Allan D. Kirk, MD, PhD, FACS
Photo: Allan D. Kirk

Interests/specialties:

Resources:

Elected 2007
When patients receive an organ transplant they must take immunosuppressive medications for life to prevent rejection. These drugs are incompletely effective and cause significant morbidity. My research is directed toward understanding transplant rejection and translating this understanding into less morbid therapies for transplant recipients. My group uses in vitro and animal models to develop transplant strategies and then investigates them in clinical trials. We have successfully targeted several costimulatory molecules with monoclonal antibodies in primates and are evaluating multiple anti-CD154 approaches pre-clinically.

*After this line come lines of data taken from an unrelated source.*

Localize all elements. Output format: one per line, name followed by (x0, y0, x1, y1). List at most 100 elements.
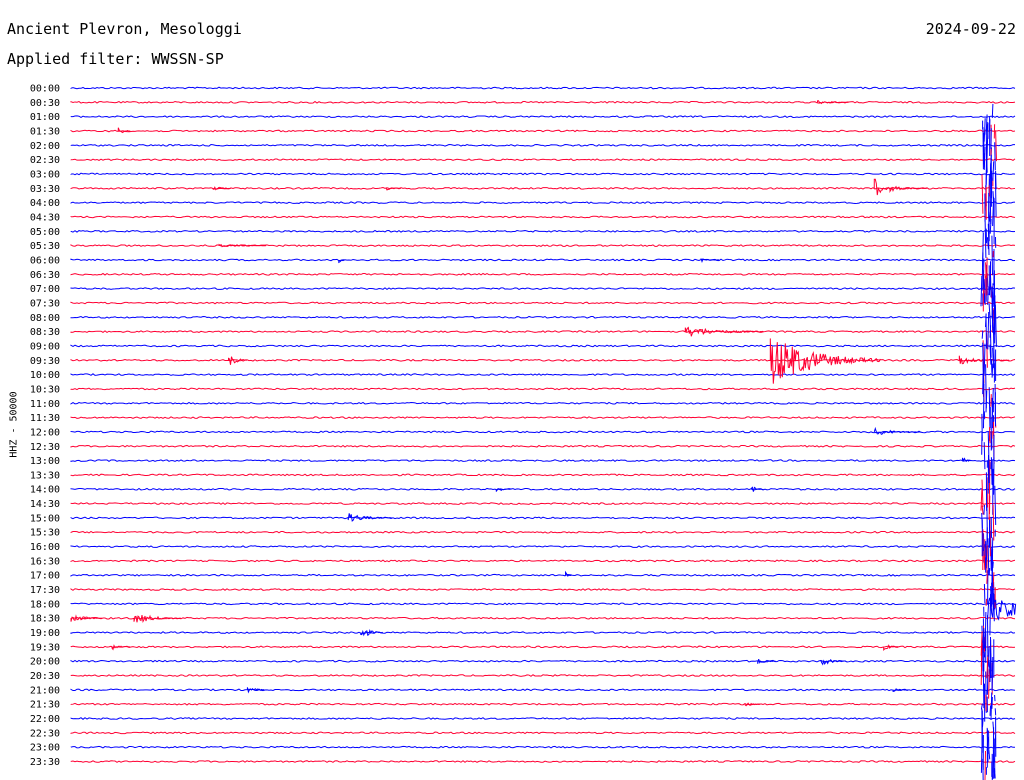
time-tick-label: 16:30 (30, 556, 60, 567)
large-event-burst (994, 485, 997, 526)
time-tick-label: 02:00 (30, 141, 60, 152)
large-event-burst (982, 544, 985, 552)
trace-row-1700 (70, 573, 1016, 577)
trace-row-0530 (70, 244, 1016, 248)
large-event-burst (992, 283, 995, 307)
large-event-burst (983, 628, 986, 649)
time-tick-label: 13:30 (30, 470, 60, 481)
seismic-event (246, 687, 266, 694)
large-event-burst (985, 598, 988, 606)
large-event-burst (986, 152, 988, 173)
large-event-burst (991, 363, 994, 378)
time-tick-label: 16:00 (30, 542, 60, 553)
time-tick-label: 14:00 (30, 485, 60, 496)
large-event-burst (991, 286, 994, 328)
trace-row-0730 (70, 301, 1016, 305)
large-event-burst (995, 130, 997, 162)
time-tick-label: 05:00 (30, 227, 60, 238)
time-tick-label: 19:30 (30, 642, 60, 653)
time-tick-label: 12:30 (30, 442, 60, 453)
time-tick-label: 17:30 (30, 585, 60, 596)
trace-row-0200 (70, 143, 1016, 147)
trace-row-0130 (70, 129, 1016, 133)
large-event-burst (992, 347, 994, 368)
large-event-burst (991, 235, 993, 276)
large-event-burst (992, 721, 995, 736)
seismic-event (744, 702, 761, 707)
large-event-burst (990, 394, 992, 407)
large-event-burst (991, 585, 994, 605)
large-event-burst (985, 114, 988, 135)
time-tick-label: 10:30 (30, 384, 60, 395)
large-event-burst (988, 661, 991, 674)
trace-row-1430 (70, 502, 1016, 505)
large-event-burst (988, 442, 990, 484)
large-event-burst (989, 649, 992, 679)
large-event-burst (980, 488, 983, 511)
large-event-burst (992, 161, 995, 181)
time-tick-label: 23:30 (30, 757, 60, 768)
time-tick-label: 22:30 (30, 728, 60, 739)
seismic-event (70, 614, 103, 622)
large-event-burst (989, 344, 992, 365)
time-tick-label: 10:00 (30, 370, 60, 381)
large-event-burst (986, 655, 989, 679)
trace-row-0830 (70, 330, 1016, 333)
large-event-burst (992, 504, 995, 541)
large-event-burst (983, 343, 986, 375)
trace-row-1300 (70, 459, 1016, 462)
trace-row-1630 (70, 559, 1016, 563)
time-tick-label: 22:00 (30, 714, 60, 725)
trace-row-0300 (70, 172, 1016, 176)
seismic-event (564, 570, 572, 577)
large-event-burst (989, 315, 992, 358)
trace-row-1130 (70, 416, 1016, 419)
large-event-burst (981, 174, 984, 214)
large-event-burst (994, 708, 997, 716)
large-event-burst (980, 642, 983, 667)
seismic-event (757, 658, 776, 664)
trace-row-1230 (70, 444, 1016, 448)
record-date: 2024-09-22 (925, 20, 1016, 38)
large-event-burst (986, 124, 988, 132)
trace-row-1030 (70, 387, 1016, 391)
trace-row-2100 (70, 688, 1016, 692)
large-event-burst (983, 293, 986, 306)
trace-row-0230 (70, 158, 1016, 162)
large-event-burst (981, 625, 984, 654)
large-event-burst (992, 561, 994, 569)
time-tick-label: 13:00 (30, 456, 60, 467)
large-event-burst (989, 325, 992, 338)
large-event-burst (989, 427, 991, 444)
time-tick-label: 19:00 (30, 628, 60, 639)
trace-row-0030 (70, 100, 1016, 104)
time-tick-label: 07:30 (30, 298, 60, 309)
seismic-event (769, 338, 881, 384)
large-event-burst (981, 505, 984, 515)
seismic-event (360, 629, 383, 637)
seismic-event (212, 186, 231, 191)
time-tick-label: 00:00 (30, 84, 60, 95)
time-tick-label: 21:00 (30, 685, 60, 696)
trace-row-2130 (70, 702, 1016, 706)
large-event-burst (986, 237, 989, 250)
time-tick-label: 06:30 (30, 270, 60, 281)
filter-label: Applied filter: WWSSN-SP (7, 50, 224, 68)
time-tick-label: 15:30 (30, 528, 60, 539)
trace-row-1530 (70, 530, 1016, 534)
seismic-event (684, 326, 764, 337)
time-tick-label: 20:00 (30, 657, 60, 668)
large-event-burst (988, 303, 991, 319)
seismic-event (820, 658, 846, 666)
seismic-event (889, 185, 928, 193)
time-tick-label: 08:30 (30, 327, 60, 338)
large-event-burst (985, 364, 987, 409)
time-tick-label: 17:00 (30, 571, 60, 582)
trace-row-2200 (70, 717, 1016, 720)
large-event-burst (991, 696, 993, 709)
large-event-burst (990, 692, 993, 720)
time-tick-label: 18:30 (30, 614, 60, 625)
time-tick-label: 18:00 (30, 599, 60, 610)
seismic-event (883, 644, 899, 651)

We are interested in the expression of CD154 on platelets and its implications for immune activation and thrombosis. We have initiated several clinical trials using monoclonal or polyclonal antibodies to achieve transient lymphocyte depletion substantially reducing the need for immunosuppression in humans. We have shown that monocytes play a key role in post-depletional immune responses and are evaluating the signals influencing human monocytes during lymphopenia. We have also determined that memory T-cells are disproportionately spared during depletion in humans and are studying how this affects the post-transplant need for immunosuppression. We are also developing more precise methods for monitoring transplant recipients and hope that more precise monitoring techniques will facilitate tailor-make immune therapies with improved patient outcomes.